Effect of surface tension, viscosity, pore geometry and pore contact angle on effective pore throat

Abstract

Through experimental measurement and theoretical calculation, we have investigated the effect of surface tension, liquid viscosity and the capillary geometry (capillary gradient and tip diameter) on the effective pore throat, and the impact of the effective pore throat on pore resistance to two-phase interfaces formed from fluids with different viscosities and surface tensions. When a two-phase interface flows in channels with varied pore diameter, capillary force is insignificant in the section of the channel with an inner pore diameter greater than the effective pore throat, and the pressure drops in this section depend on capillary tip diameter, rather than the surface tension. Capillary force takes significant effect on the interface only when the pore diameter in a tapered capillary is smaller than the effective pore throat.
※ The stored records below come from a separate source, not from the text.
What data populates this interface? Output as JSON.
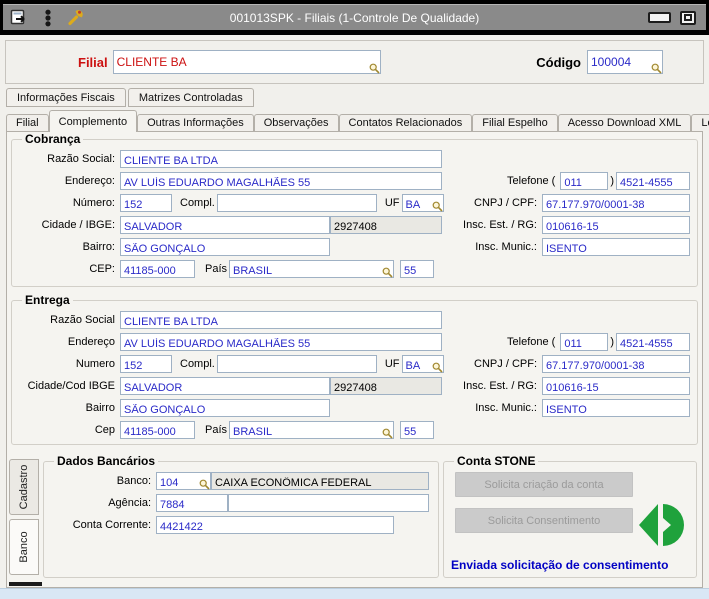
{
  "titlebar": {
    "title": "001013SPK - Filiais (1-Controle De Qualidade)"
  },
  "header": {
    "filial_label": "Filial",
    "filial_value": "CLIENTE BA",
    "codigo_label": "Código",
    "codigo_value": "100004"
  },
  "tabs_top": {
    "items": [
      {
        "label": "Informações Fiscais"
      },
      {
        "label": "Matrizes Controladas"
      }
    ]
  },
  "tabs_main": {
    "active": "Complemento",
    "items": [
      {
        "label": "Filial"
      },
      {
        "label": "Complemento"
      },
      {
        "label": "Outras Informações"
      },
      {
        "label": "Observações"
      },
      {
        "label": "Contatos Relacionados"
      },
      {
        "label": "Filial Espelho"
      },
      {
        "label": "Acesso Download XML"
      },
      {
        "label": "Log"
      }
    ]
  },
  "cobranca": {
    "title": "Cobrança",
    "razao_label": "Razão Social:",
    "razao": "CLIENTE BA LTDA",
    "endereco_label": "Endereço:",
    "endereco": "AV LUÍS EDUARDO MAGALHÃES 55",
    "numero_label": "Número:",
    "numero": "152",
    "compl_label": "Compl.",
    "compl": "",
    "uf_label": "UF",
    "uf": "BA",
    "cidade_label": "Cidade / IBGE:",
    "cidade": "SALVADOR",
    "ibge": "2927408",
    "bairro_label": "Bairro:",
    "bairro": "SÃO GONÇALO",
    "cep_label": "CEP:",
    "cep": "41185-000",
    "pais_label": "País",
    "pais": "BRASIL",
    "pais_cod": "55",
    "telefone_label": "Telefone (",
    "telefone_close": ")",
    "ddd": "011",
    "telefone": "4521-4555",
    "cnpj_label": "CNPJ / CPF:",
    "cnpj": "67.177.970/0001-38",
    "insc_est_label": "Insc. Est. / RG:",
    "insc_est": "010616-15",
    "insc_mun_label": "Insc. Munic.:",
    "insc_mun": "ISENTO"
  },
  "entrega": {
    "title": "Entrega",
    "razao_label": "Razão Social",
    "razao": "CLIENTE BA LTDA",
    "endereco_label": "Endereço",
    "endereco": "AV LUÍS EDUARDO MAGALHÃES 55",
    "numero_label": "Numero",
    "numero": "152",
    "compl_label": "Compl.",
    "compl": "",
    "uf_label": "UF",
    "uf": "BA",
    "cidade_label": "Cidade/Cod IBGE",
    "cidade": "SALVADOR",
    "ibge": "2927408",
    "bairro_label": "Bairro",
    "bairro": "SÃO GONÇALO",
    "cep_label": "Cep",
    "cep": "41185-000",
    "pais_label": "País",
    "pais": "BRASIL",
    "pais_cod": "55",
    "telefone_label": "Telefone (",
    "telefone_close": ")",
    "ddd": "011",
    "telefone": "4521-4555",
    "cnpj_label": "CNPJ / CPF:",
    "cnpj": "67.177.970/0001-38",
    "insc_est_label": "Insc. Est. / RG:",
    "insc_est": "010616-15",
    "insc_mun_label": "Insc. Munic.:",
    "insc_mun": "ISENTO"
  },
  "side_tabs": {
    "cadastro": "Cadastro",
    "banco": "Banco",
    "active": "Banco"
  },
  "dados_bancarios": {
    "title": "Dados Bancários",
    "banco_label": "Banco:",
    "banco_cod": "104",
    "banco_nome": "CAIXA ECONÔMICA FEDERAL",
    "agencia_label": "Agência:",
    "agencia": "7884",
    "agencia_compl": "",
    "conta_label": "Conta Corrente:",
    "conta": "4421422"
  },
  "conta_stone": {
    "title": "Conta STONE",
    "solicita_criacao": "Solicita criação da conta",
    "solicita_consentimento": "Solicita Consentimento",
    "status": "Enviada solicitação de consentimento"
  },
  "colors": {
    "value_blue": "#2a2ac8",
    "alert_red": "#cc1111",
    "stone_green": "#1fa23c",
    "status_blue": "#0101c4",
    "titlebar_grey": "#8a8a8a",
    "disabled_field": "#e9e8e3"
  },
  "icons": {
    "titlebar": [
      "exit-window-icon",
      "traffic-light-icon",
      "wrench-icon"
    ],
    "window_controls": [
      "minimize-icon",
      "restore-icon"
    ],
    "field_lookup": "magnifier-icon",
    "stone": "stone-logo-icon"
  }
}
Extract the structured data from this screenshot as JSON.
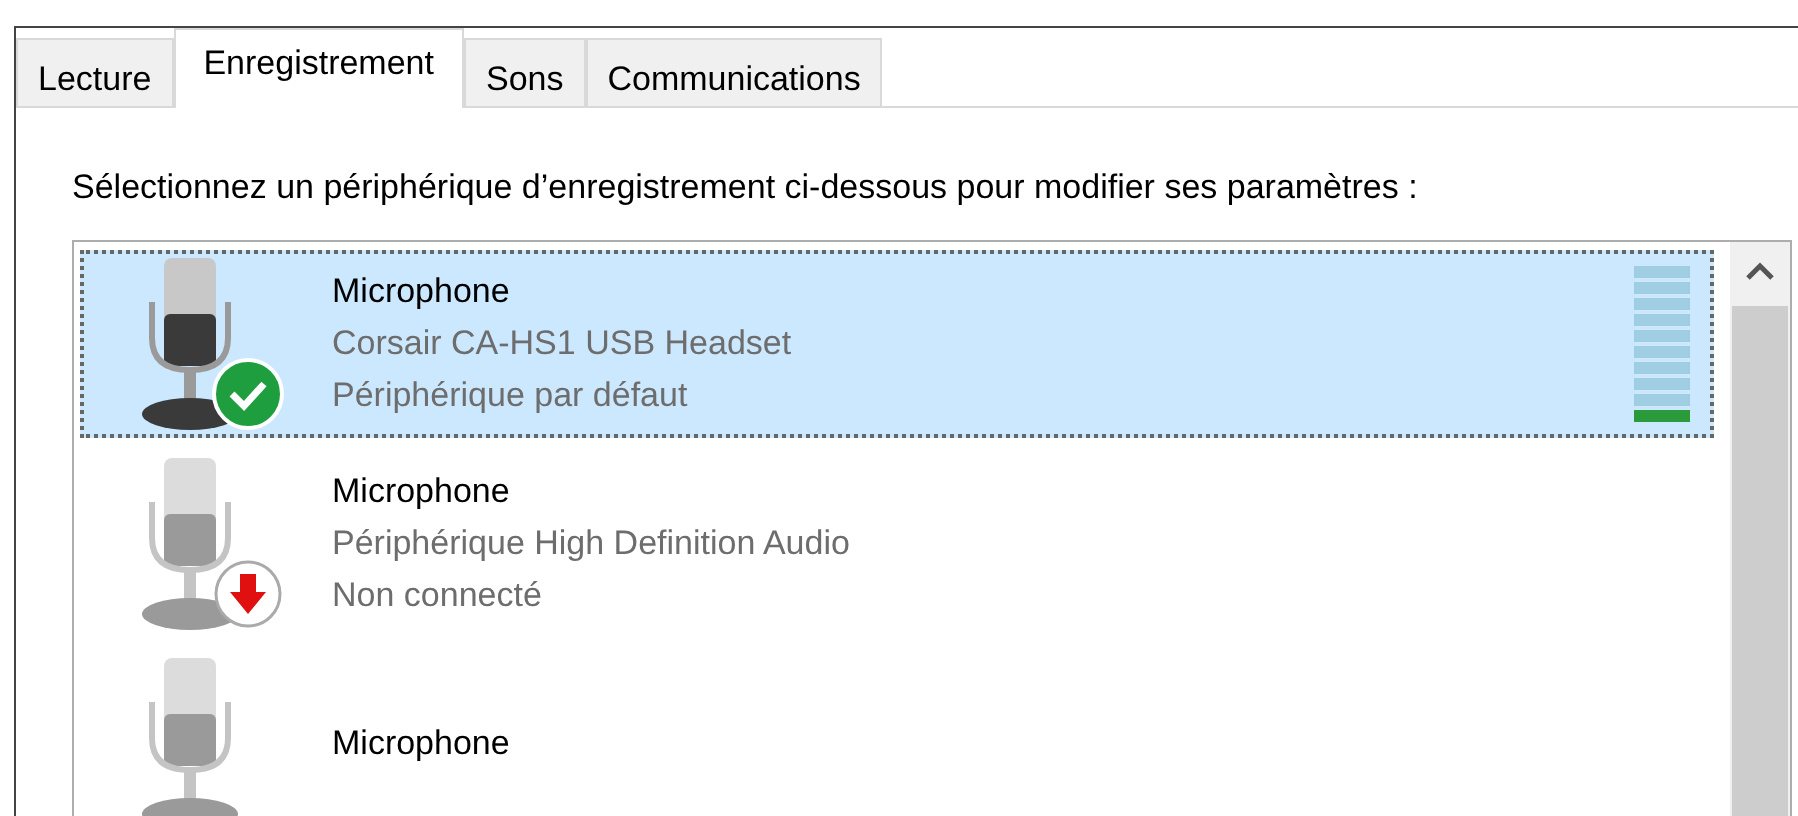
{
  "tabs": [
    {
      "label": "Lecture",
      "selected": false
    },
    {
      "label": "Enregistrement",
      "selected": true
    },
    {
      "label": "Sons",
      "selected": false
    },
    {
      "label": "Communications",
      "selected": false
    }
  ],
  "instruction": "Sélectionnez un périphérique d’enregistrement ci-dessous pour modifier ses paramètres :",
  "devices": [
    {
      "name": "Microphone",
      "description": "Corsair CA-HS1 USB Headset",
      "status": "Périphérique par défaut",
      "kind": "default",
      "selected": true,
      "level": 0.1
    },
    {
      "name": "Microphone",
      "description": "Périphérique High Definition Audio",
      "status": "Non connecté",
      "kind": "unplugged",
      "selected": false
    },
    {
      "name": "Microphone",
      "kind": "none",
      "selected": false
    }
  ]
}
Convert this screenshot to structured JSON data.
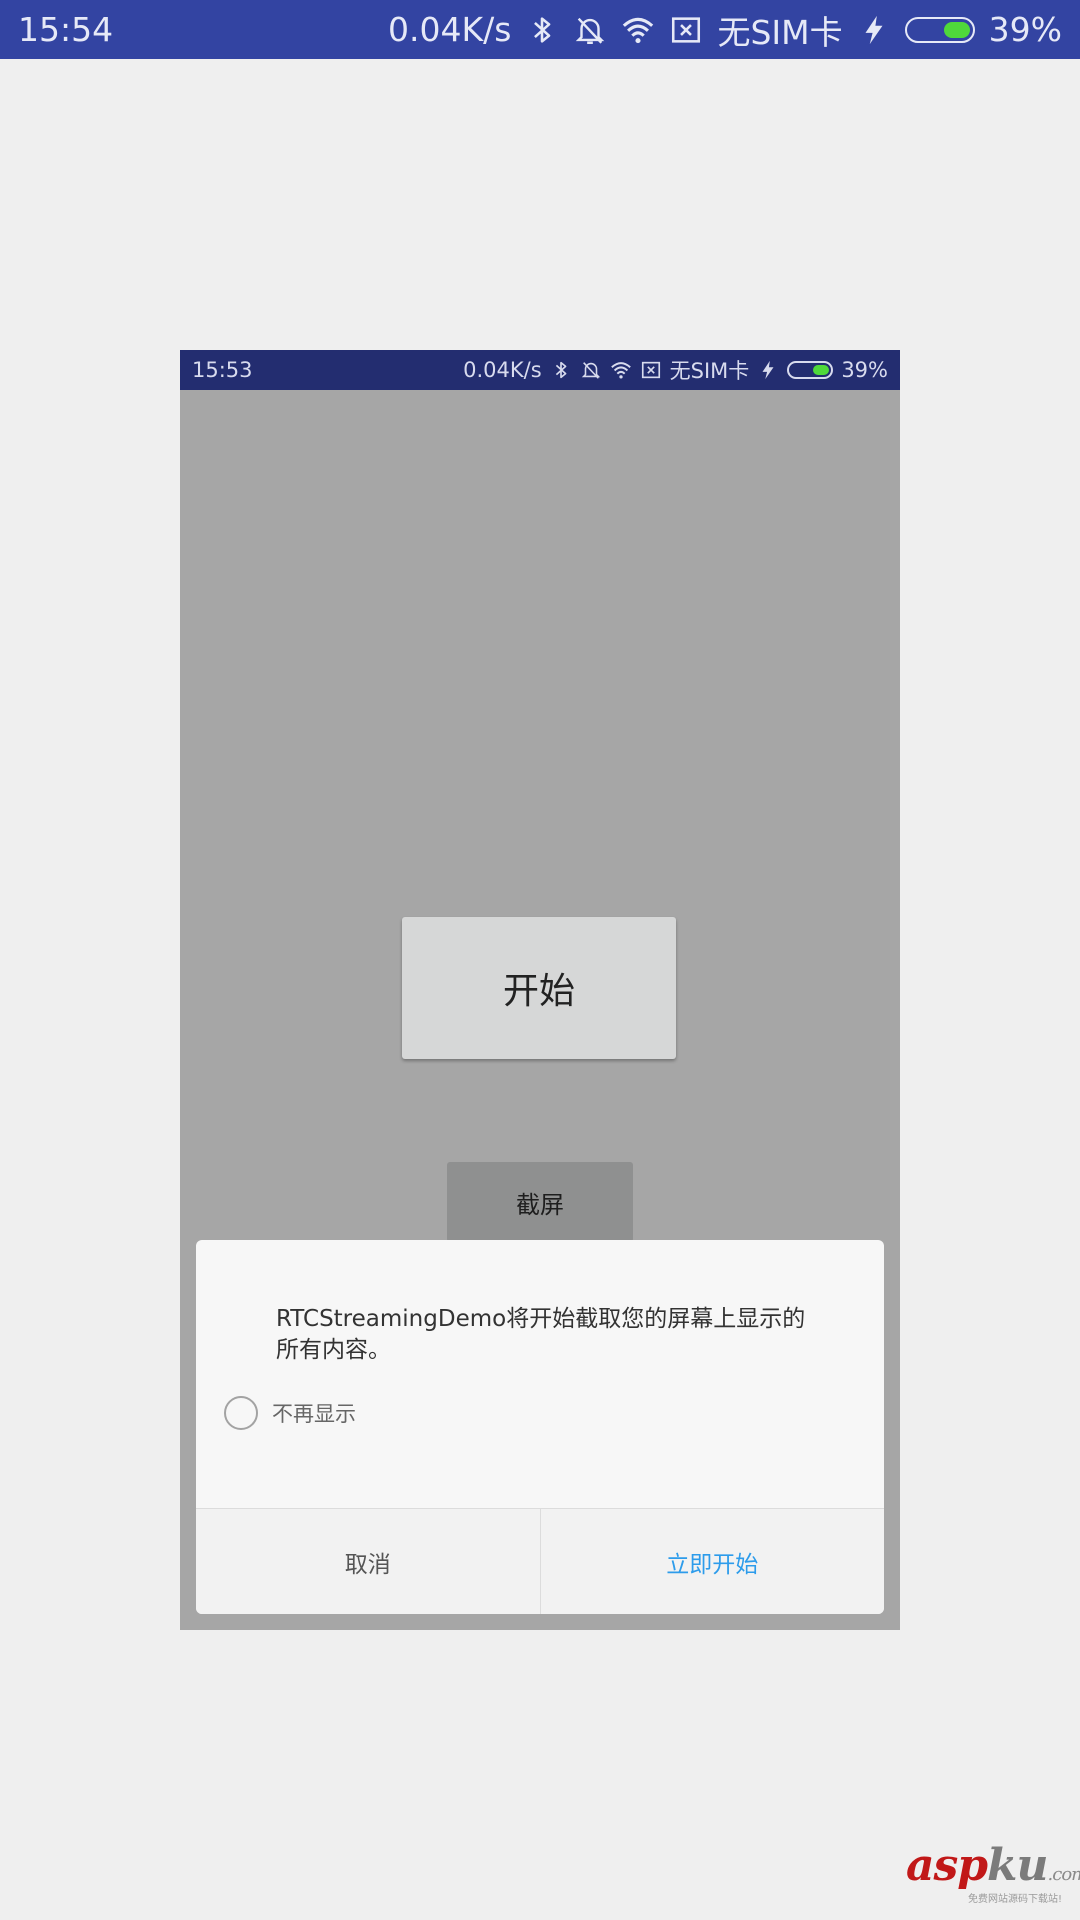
{
  "outer_status": {
    "time": "15:54",
    "net_speed": "0.04K/s",
    "sim": "无SIM卡",
    "battery": "39%",
    "battery_level": 0.39,
    "icons": [
      "bluetooth-icon",
      "bell-off-icon",
      "wifi-icon",
      "sim-x-icon",
      "charging-bolt-icon",
      "battery-icon"
    ]
  },
  "inner_status": {
    "time": "15:53",
    "net_speed": "0.04K/s",
    "sim": "无SIM卡",
    "battery": "39%",
    "battery_level": 0.39
  },
  "main": {
    "start_button": "开始",
    "capture_button": "截屏"
  },
  "dialog": {
    "message": "RTCStreamingDemo将开始截取您的屏幕上显示的所有内容。",
    "dont_show_again": "不再显示",
    "dont_show_again_checked": false,
    "cancel": "取消",
    "confirm": "立即开始"
  },
  "watermark": {
    "brand_part1": "asp",
    "brand_part2": "ku",
    "brand_suffix": ".com",
    "tagline": "免费网站源码下载站!"
  },
  "colors": {
    "status_bar_outer": "#3344a2",
    "status_bar_inner": "#232d70",
    "overlay_bg": "#a6a6a6",
    "confirm_text": "#2d9ceb",
    "battery_fill": "#4fd83a"
  }
}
Effective pore throat depends on fluid surface tension and the capillary geometry, but not on liquid viscosity. The higher the fluid surface tension, the larger the diameter of the effective pore throat. A channel with a large tip diameter or gradient will give a large effective pore throat diameter. Fluid viscosity only affects the magnitude of the resistant pressure drops of fluid flows in constricted capillaries, but does not affect the effective pore throat diameter. The effective pore throat and the pressure profile measured in this study can be explained by the pore contact angle, but cannot be explained by the contact angle on a flat surface of the same materials.